The original 1969 launch reference. 38mm steel case, tri-colour sub-dials in grey, blue, and anthracite, tachymeter scale, Cal. 3019PHC beating at 36,000 vph. The watch used to demonstrate the new calibre to the press and still the reference most collectors consider the definitive El Primero. Auction prices for excellent original examples now exceed $50,000.

First El Primero
1969
El Primero A384
Ref. A384

Sister launch reference to the A386. 37mm tonneau-cushion case, panda dial, same Cal. 3019PHC 5 Hz movement. Along with the A386 and A385, one of the three original El Primero case shapes presented on 10 January 1969. A favourite among vintage Zenith collectors.

Cushion Case
1988 - 2000
Rolex Daytona Cal. 4030
Rolex Ref. 16520

Modified El Primero supplied to Rolex as the Cal. 4030. Frequency reduced to 28,800 vph, no date, new bridges, Rolex-specific finishing. Powered the 16520 Cosmograph Daytona for twelve years, transforming Daytona demand and keeping the Zenith manufacturing programme solvent during its difficult late-20th-century period. Replaced by the in-house Rolex Cal. 4130 in 2000.

Zenith inside Rolex
2003
El Primero Chronomaster XXT
Ref. 03.1260.4002

The first El Primero to display a 1/10th-second sub-register, exploiting the 5 Hz balance to measure to 0.1 s. 40mm case, open dial showing the balance wheel at 10 o'clock. Restated Zenith's high-beat identity in the modern era.

1/10 s Register
2017 - 2019
Defy El Primero 21
Ref. 95.9000.9004/78.M9000

Landmark Defy line with a two-oscillator movement: a 5 Hz El Primero for timekeeping plus a separate 50 Hz oscillator for a 1/100-second central chronograph hand. 100-second fast chronograph reserve.
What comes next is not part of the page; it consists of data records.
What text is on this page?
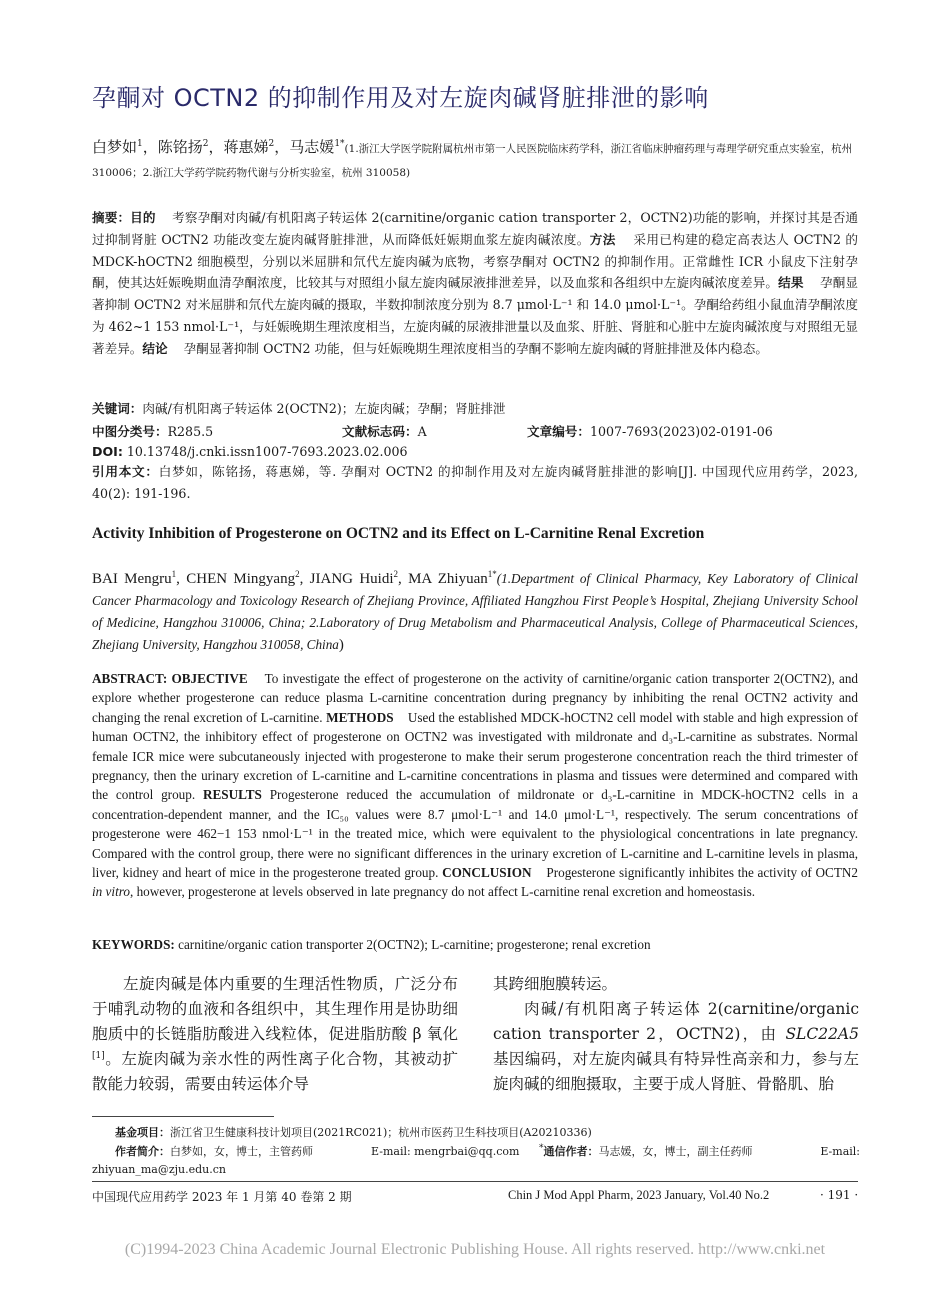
孕酮对 OCTN2 的抑制作用及对左旋肉碱肾脏排泄的影响
白梦如$^1$，陈铭扬$^2$，蒋惠娣$^2$，马志媛$^{1*}$(1.浙江大学医学院附属杭州市第一人民医院临床药学科，浙江省临床肿瘤药理与毒理学研究重点实验室，杭州 310006；2.浙江大学药学院药物代谢与分析实验室，杭州 310058)
摘要：目的 考察孕酮对肉碱/有机阳离子转运体 2(carnitine/organic cation transporter 2，OCTN2)功能的影响，并探讨其是否通过抑制肾脏 OCTN2 功能改变左旋肉碱肾脏排泄，从而降低妊娠期血浆左旋肉碱浓度。方法 采用已构建的稳定高表达人 OCTN2 的 MDCK-hOCTN2 细胞模型，分别以米屈肼和氘代左旋肉碱为底物，考察孕酮对 OCTN2 的抑制作用。正常雌性 ICR 小鼠皮下注射孕酮，使其达妊娠晚期血清孕酮浓度，比较其与对照组小鼠左旋肉碱尿液排泄差异，以及血浆和各组织中左旋肉碱浓度差异。结果 孕酮显著抑制 OCTN2 对米屈肼和氘代左旋肉碱的摄取，半数抑制浓度分别为 8.7 μmol·L⁻¹ 和 14.0 μmol·L⁻¹。孕酮给药组小鼠血清孕酮浓度为 462~1 153 nmol·L⁻¹，与妊娠晚期生理浓度相当，左旋肉碱的尿液排泄量以及血浆、肝脏、肾脏和心脏中左旋肉碱浓度与对照组无显著差异。结论 孕酮显著抑制 OCTN2 功能，但与妊娠晚期生理浓度相当的孕酮不影响左旋肉碱的肾脏排泄及体内稳态。
关键词：肉碱/有机阳离子转运体 2(OCTN2)；左旋肉碱；孕酮；肾脏排泄
中图分类号：R285.5	文献标志码：A	文章编号：1007-7693(2023)02-0191-06
DOI: 10.13748/j.cnki.issn1007-7693.2023.02.006
引用本文：白梦如，陈铭扬，蒋惠娣，等. 孕酮对 OCTN2 的抑制作用及对左旋肉碱肾脏排泄的影响[J]. 中国现代应用药学，2023, 40(2): 191-196.
Activity Inhibition of Progesterone on OCTN2 and its Effect on L-Carnitine Renal Excretion
BAI Mengru$^1$, CHEN Mingyang$^2$, JIANG Huidi$^2$, MA Zhiyuan$^{1*}$(1.Department of Clinical Pharmacy, Key Laboratory of Clinical Cancer Pharmacology and Toxicology Research of Zhejiang Province, Affiliated Hangzhou First People’s Hospital, Zhejiang University School of Medicine, Hangzhou 310006, China; 2.Laboratory of Drug Metabolism and Pharmaceutical Analysis, College of Pharmaceutical Sciences, Zhejiang University, Hangzhou 310058, China)
ABSTRACT: OBJECTIVE To investigate the effect of progesterone on the activity of carnitine/organic cation transporter 2(OCTN2), and explore whether progesterone can reduce plasma L-carnitine concentration during pregnancy by inhibiting the renal OCTN2 activity and changing the renal excretion of L-carnitine. METHODS Used the established MDCK-hOCTN2 cell model with stable and high expression of human OCTN2, the inhibitory effect of progesterone on OCTN2 was investigated with mildronate and d₃-L-carnitine as substrates. Normal female ICR mice were subcutaneously injected with progesterone to make their serum progesterone concentration reach the third trimester of pregnancy, then the urinary excretion of L-carnitine and L-carnitine concentrations in plasma and tissues were determined and compared with the control group. RESULTS Progesterone reduced the accumulation of mildronate or d₃-L-carnitine in MDCK-hOCTN2 cells in a concentration-dependent manner, and the IC₅₀ values were 8.7 μmol·L⁻¹ and 14.0 μmol·L⁻¹, respectively. The serum concentrations of progesterone were 462−1 153 nmol·L⁻¹ in the treated mice, which were equivalent to the physiological concentrations in late pregnancy. Compared with the control group, there were no significant differences in the urinary excretion of L-carnitine and L-carnitine levels in plasma, liver, kidney and heart of mice in the progesterone treated group. CONCLUSION Progesterone significantly inhibites the activity of OCTN2 in vitro, however, progesterone at levels observed in late pregnancy do not affect L-carnitine renal excretion and homeostasis.
KEYWORDS: carnitine/organic cation transporter 2(OCTN2); L-carnitine; progesterone; renal excretion
左旋肉碱是体内重要的生理活性物质，广泛分布于哺乳动物的血液和各组织中，其生理作用是协助细胞质中的长链脂肪酸进入线粒体，促进脂肪酸 β 氧化[1]。左旋肉碱为亲水性的两性离子化合物，其被动扩散能力较弱，需要由转运体介导
其跨细胞膜转运。
肉碱/有机阳离子转运体 2(carnitine/organic cation transporter 2，OCTN2)，由 SLC22A5 基因编码，对左旋肉碱具有特异性高亲和力，参与左旋肉碱的细胞摄取，主要于成人肾脏、骨骼肌、胎
基金项目：浙江省卫生健康科技计划项目(2021RC021)；杭州市医药卫生科技项目(A20210336)
作者简介：白梦如，女，博士，主管药师	E-mail: mengrbai@qq.com *通信作者：马志媛，女，博士，副主任药师	E-mail:
zhiyuan_ma@zju.edu.cn
中国现代应用药学 2023 年 1 月第 40 卷第 2 期	Chin J Mod Appl Pharm, 2023 January, Vol.40 No.2	· 191 ·
(C)1994-2023 China Academic Journal Electronic Publishing House. All rights reserved. http://www.cnki.net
Signalled Zenith's revival under LVMH and Julien Tornare.

100 Hz Chrono
2021 - Present
Chronomaster Original
Ref. 03.3200.3600/69.M3200

Current reference that re-introduces the tri-colour A386 dial and, for the first time in a production El Primero, a true 1/10-second central chronograph hand driven directly by the 5 Hz escapement. Cal. 3600, 60-hour power reserve, 38mm steel case. The definitive modern El Primero.